O que vocês pensam sobre o Epic, o Atmospheric e o Post-Black Metal — subgêneros que apesar de não serem tão recentes, tem ganhado bastante notoriedade e adeptos nos últimos tempos?
Dany Tee: Atmospheric é um subgênero que gosto muito e acho que existem projetos muito bons que se destacam entre as mil bandas que surgiram nos últimos anos. Algo parecido acontece com o Post-Black Metal, mas notei que as bandas do Post-Black Metal que mais gosto são aquelas com membros de bandas de Black Metal que experimentaram o lado do Post-BM. Bandas que ao contrário vieram de outros gêneros e incorporaram um toque de black metal em suas músicas chamando-as Post-Black não me chamam a atenção. Mas não é algo que gere preconceitos a priori, mas só percebi quando me aprofundei um pouco mais nos antecedentes da banda. De uma forma ou de outra, tanto o Amospheric quanto o Post-BM continuam a produzir um bom material que com certeza se tornará um clássico ao longo dos anos.

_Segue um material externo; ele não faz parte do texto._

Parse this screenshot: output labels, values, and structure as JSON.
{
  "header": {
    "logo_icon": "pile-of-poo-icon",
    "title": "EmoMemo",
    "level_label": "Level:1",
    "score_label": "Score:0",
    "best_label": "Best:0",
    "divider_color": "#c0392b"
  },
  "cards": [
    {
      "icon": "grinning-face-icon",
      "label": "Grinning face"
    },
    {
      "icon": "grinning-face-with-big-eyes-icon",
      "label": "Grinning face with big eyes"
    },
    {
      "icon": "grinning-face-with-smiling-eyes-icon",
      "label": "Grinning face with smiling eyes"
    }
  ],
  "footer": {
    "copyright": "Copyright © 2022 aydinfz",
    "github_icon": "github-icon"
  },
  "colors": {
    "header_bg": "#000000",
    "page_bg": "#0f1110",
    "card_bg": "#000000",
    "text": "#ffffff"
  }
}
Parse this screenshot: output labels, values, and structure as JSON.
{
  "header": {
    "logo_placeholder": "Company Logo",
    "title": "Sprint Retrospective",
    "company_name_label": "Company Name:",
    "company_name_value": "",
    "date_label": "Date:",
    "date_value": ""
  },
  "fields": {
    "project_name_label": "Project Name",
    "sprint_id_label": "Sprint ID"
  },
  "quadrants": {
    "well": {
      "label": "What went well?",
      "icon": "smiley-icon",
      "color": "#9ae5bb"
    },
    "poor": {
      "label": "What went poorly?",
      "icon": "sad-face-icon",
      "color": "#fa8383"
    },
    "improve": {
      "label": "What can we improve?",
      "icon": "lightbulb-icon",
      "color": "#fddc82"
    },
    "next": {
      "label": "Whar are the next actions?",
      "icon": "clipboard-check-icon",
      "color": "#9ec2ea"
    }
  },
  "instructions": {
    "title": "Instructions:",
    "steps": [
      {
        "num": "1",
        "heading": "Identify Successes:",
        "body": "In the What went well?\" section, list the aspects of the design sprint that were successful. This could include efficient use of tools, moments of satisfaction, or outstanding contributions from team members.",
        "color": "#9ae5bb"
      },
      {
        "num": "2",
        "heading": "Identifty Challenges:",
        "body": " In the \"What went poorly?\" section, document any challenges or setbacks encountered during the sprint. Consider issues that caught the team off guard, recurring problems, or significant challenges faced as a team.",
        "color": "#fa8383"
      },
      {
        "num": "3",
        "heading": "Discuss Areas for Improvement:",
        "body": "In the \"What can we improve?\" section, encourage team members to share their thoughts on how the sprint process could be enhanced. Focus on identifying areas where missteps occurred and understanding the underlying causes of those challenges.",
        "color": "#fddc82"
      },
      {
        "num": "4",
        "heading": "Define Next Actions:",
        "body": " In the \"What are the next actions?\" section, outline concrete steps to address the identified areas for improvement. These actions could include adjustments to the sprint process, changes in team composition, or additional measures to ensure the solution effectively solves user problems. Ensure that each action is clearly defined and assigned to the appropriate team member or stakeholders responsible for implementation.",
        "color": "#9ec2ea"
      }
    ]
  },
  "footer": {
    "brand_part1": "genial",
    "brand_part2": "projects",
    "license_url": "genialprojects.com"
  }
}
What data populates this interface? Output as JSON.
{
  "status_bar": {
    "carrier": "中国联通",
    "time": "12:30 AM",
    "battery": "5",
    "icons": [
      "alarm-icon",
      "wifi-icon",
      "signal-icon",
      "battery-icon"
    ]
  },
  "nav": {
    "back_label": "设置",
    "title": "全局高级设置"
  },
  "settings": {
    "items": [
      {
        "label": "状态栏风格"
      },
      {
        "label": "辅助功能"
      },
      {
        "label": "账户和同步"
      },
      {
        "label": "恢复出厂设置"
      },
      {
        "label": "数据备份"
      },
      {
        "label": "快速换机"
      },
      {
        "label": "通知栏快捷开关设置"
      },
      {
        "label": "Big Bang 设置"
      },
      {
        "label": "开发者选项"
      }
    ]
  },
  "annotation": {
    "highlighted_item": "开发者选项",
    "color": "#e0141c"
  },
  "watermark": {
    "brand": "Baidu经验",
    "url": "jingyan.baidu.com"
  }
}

Quais são os próximos passos do Los Males Del Mundo? Vocês já começaram a juntar ideias para um segundo lançamento? O que vocês almejam enquanto banda?
Cristian Yans: No momento estamos trabalhando na promoção do nosso primeiro álbum sem descanso. Acho que no próximo ano, se a pandemia permitir e as circunstâncias forem certas, começaremos a trabalhar nas músicas do nosso segundo álbum
Gostaria de agradecer pela atenção e tempo. Fiquem à vontade para deixar uma mensagem para os fãs e demais pessoas que estão conhecendo a banda.
Cristian Yans: O prazer é nosso. Muito obrigado pela entrevista e pela divulgação. Um grande olá também a todos aqueles que nos apoiam compartilhando ou comprando nosso material.